A perda de eficácia da Medida Provisória nº 478/2009 em nada desfigura esse quadro.
Aliás, a partir do advento das Leis nºs. 12.409/2011 e 13.000/2014 isso fica ainda mais evidente, já que tal legislação somente veio a consolidar e por fim positivar o quadro de responsabilidade do FCVS que se tinha até então, restando claro e induvidoso que a cobertura securitária de danos físicos ao imóvel garantido por apólice pública (Ramo 66) é atualmente suportada pelo Fundo, independentemente da data de assinatura do contrato de origem, daí porque decorre logicamente que o representante do FCVS - no caso, a CEF - intervirá necessariamente na lide - vale repetir, na qualidade de parte -, assim como, de resto, definido pelas referidas leis. Nada mais óbvio: se cabe ao FCVS cobrir o seguro da apólice pública, daí decorre que ostenta interesse para intervir na lide em que se discute tal cobertura securitária, respondendo isoladamente nos autos pela responsabilização debatida na lide quanto a essa cobertura securitária.

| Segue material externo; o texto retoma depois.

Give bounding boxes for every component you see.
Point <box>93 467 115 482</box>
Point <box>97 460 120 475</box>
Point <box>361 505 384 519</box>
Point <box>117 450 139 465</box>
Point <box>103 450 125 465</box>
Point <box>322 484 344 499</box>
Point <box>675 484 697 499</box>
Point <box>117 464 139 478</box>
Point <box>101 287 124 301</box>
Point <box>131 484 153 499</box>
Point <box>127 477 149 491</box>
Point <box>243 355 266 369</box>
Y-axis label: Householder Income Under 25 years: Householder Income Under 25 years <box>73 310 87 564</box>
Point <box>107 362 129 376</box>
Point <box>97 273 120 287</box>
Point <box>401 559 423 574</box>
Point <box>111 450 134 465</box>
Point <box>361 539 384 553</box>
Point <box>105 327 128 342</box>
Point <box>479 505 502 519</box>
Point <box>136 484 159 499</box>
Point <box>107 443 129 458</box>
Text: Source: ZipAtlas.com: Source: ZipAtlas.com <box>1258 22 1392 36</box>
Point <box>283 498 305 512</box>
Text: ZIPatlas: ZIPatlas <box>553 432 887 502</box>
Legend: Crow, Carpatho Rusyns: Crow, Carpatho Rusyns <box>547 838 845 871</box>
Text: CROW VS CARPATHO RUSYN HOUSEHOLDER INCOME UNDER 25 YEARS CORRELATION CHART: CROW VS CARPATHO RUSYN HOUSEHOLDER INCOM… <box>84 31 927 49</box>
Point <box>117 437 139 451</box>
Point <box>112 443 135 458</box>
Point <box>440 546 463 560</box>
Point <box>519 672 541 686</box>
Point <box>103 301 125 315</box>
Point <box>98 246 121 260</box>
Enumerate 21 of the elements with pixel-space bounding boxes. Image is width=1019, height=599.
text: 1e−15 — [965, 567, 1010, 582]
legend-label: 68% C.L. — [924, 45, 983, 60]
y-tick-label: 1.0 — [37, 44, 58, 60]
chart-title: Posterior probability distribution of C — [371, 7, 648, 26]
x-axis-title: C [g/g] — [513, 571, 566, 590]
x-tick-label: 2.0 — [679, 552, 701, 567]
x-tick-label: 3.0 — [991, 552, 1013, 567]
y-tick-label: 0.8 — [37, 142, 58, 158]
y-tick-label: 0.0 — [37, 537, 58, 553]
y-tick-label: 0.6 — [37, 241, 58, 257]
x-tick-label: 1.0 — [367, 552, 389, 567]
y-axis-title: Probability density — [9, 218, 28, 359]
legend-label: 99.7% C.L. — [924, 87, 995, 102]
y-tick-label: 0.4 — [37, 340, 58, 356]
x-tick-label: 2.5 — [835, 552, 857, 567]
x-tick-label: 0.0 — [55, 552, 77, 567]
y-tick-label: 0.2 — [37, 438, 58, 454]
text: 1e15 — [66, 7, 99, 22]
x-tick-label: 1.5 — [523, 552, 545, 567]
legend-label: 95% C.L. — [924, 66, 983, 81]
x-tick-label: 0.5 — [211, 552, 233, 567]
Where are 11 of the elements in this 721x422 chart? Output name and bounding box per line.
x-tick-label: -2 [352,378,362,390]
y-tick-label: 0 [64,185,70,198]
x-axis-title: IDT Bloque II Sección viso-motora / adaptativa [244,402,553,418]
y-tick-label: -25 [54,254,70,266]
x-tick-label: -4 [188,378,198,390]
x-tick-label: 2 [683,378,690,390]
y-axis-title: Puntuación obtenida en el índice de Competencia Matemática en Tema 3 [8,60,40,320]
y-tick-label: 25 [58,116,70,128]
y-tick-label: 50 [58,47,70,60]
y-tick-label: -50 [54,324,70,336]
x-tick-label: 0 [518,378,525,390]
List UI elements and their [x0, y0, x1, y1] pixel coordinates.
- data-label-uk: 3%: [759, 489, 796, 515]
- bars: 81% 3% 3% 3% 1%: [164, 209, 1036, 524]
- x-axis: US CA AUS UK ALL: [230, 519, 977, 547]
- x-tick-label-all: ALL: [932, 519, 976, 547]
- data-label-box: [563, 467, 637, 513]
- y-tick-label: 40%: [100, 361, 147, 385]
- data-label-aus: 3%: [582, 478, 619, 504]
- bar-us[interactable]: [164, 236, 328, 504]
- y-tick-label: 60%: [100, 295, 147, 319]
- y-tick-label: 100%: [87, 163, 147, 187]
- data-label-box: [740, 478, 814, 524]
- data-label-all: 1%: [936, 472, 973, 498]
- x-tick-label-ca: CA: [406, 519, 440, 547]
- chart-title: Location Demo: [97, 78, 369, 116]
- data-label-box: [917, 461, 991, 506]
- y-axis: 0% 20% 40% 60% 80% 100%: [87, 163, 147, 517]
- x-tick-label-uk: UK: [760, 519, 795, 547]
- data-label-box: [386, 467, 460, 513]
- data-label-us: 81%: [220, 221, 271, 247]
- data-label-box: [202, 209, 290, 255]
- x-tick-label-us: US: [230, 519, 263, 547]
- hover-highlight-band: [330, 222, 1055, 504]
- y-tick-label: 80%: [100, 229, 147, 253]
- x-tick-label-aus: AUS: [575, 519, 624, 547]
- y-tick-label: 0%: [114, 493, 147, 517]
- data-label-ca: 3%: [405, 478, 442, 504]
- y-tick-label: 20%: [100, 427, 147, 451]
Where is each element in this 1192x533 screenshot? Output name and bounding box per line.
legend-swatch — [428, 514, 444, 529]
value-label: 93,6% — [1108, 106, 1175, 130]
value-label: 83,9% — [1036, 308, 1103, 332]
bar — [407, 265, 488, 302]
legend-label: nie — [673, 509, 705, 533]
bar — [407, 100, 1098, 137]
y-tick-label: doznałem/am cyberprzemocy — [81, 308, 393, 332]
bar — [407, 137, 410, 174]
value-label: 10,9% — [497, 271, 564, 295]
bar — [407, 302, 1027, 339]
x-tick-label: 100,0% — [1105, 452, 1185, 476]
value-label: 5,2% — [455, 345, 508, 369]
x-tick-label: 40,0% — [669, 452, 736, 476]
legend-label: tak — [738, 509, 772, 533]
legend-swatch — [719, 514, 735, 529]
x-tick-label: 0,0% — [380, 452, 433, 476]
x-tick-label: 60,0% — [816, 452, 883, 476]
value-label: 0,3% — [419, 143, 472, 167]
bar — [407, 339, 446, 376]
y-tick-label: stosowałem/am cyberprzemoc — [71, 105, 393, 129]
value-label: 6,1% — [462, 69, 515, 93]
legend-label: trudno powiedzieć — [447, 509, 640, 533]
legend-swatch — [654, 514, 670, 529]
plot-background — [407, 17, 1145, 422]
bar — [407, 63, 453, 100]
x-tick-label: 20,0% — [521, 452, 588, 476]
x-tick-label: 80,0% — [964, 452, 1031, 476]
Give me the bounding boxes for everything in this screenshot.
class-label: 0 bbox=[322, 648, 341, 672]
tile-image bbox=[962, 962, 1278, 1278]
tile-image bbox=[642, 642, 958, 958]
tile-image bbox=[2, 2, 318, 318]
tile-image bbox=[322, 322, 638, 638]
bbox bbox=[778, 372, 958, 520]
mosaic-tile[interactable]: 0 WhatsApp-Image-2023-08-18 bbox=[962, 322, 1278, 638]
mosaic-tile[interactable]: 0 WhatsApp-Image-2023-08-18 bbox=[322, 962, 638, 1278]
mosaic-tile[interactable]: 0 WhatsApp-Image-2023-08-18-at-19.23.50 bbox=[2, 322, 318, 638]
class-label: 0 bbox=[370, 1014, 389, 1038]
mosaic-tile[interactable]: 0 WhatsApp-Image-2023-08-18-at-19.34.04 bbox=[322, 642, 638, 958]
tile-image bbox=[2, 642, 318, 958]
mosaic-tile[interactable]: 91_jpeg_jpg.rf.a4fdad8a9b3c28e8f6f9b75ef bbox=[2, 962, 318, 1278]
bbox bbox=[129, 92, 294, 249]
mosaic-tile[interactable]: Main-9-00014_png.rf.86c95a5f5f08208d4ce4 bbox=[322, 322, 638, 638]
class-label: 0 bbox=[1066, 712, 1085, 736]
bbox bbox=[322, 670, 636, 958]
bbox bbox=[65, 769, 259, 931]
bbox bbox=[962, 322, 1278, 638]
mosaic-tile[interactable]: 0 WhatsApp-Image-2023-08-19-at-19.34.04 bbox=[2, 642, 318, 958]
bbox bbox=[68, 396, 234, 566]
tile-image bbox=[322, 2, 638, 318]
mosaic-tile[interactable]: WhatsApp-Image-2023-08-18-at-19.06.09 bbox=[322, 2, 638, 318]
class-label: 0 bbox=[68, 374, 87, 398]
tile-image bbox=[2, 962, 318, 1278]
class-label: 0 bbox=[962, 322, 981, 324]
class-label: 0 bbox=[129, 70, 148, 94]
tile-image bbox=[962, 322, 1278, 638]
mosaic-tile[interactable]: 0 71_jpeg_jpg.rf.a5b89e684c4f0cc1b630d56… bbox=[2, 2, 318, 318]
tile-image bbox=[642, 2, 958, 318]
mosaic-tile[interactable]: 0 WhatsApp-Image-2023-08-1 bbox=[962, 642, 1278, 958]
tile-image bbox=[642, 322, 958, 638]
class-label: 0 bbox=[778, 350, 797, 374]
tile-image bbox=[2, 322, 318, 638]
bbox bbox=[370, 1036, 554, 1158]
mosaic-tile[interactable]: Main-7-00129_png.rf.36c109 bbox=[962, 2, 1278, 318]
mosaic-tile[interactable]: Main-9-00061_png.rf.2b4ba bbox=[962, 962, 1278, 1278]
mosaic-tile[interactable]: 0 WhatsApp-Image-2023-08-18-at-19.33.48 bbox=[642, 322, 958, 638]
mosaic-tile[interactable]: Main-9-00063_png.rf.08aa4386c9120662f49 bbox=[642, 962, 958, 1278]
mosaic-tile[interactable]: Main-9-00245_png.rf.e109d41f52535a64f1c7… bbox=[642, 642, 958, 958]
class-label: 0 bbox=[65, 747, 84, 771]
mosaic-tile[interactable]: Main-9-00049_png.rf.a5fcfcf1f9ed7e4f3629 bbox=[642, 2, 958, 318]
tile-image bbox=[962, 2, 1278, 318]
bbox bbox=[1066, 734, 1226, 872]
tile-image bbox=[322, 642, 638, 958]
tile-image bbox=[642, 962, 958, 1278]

Também de relevo notar que a partir da edição da Medida Provisória nº 1.671, de 24 de junho de 1998 (sucessivamente reeditada até a MP nº 2.197-43/2001), tornou-se possível a contratação de seguros de mercado ou privados (ramo 68) e ainda a substituição/migração da apólice pública para a privada. Restou ainda vedada a partir do ano de 2010 a contratação de apólices públicas, sendo oferecidas no âmbito de contratos habitacionais desde então somente as privadas (já que em decorrência da edição da MP nº 478/2009, que perdeu a eficácia mas irradiou efeitos concretos no mundo dos fatos, e por força do disposto no artigo 1º, incisos I e II da Lei nº 12.409/2011, não se permitia a contratação dessas apólices públicas a partir de 2010, que foram tidas por extintas, cabendo ao FCVS tão somente arcar com as indenizações daquelas existentes e devidamente averbadas no SH/SFH em 31 de dezembro de 2009).
Imperioso constatar que as apólices privadas acima referidas (ramo 68) encontram-se fora do espectro de responsabilidade do FCVS, competindo às seguradoras o correspondente pagamento de indenização no caso de ocorrência de sinistro.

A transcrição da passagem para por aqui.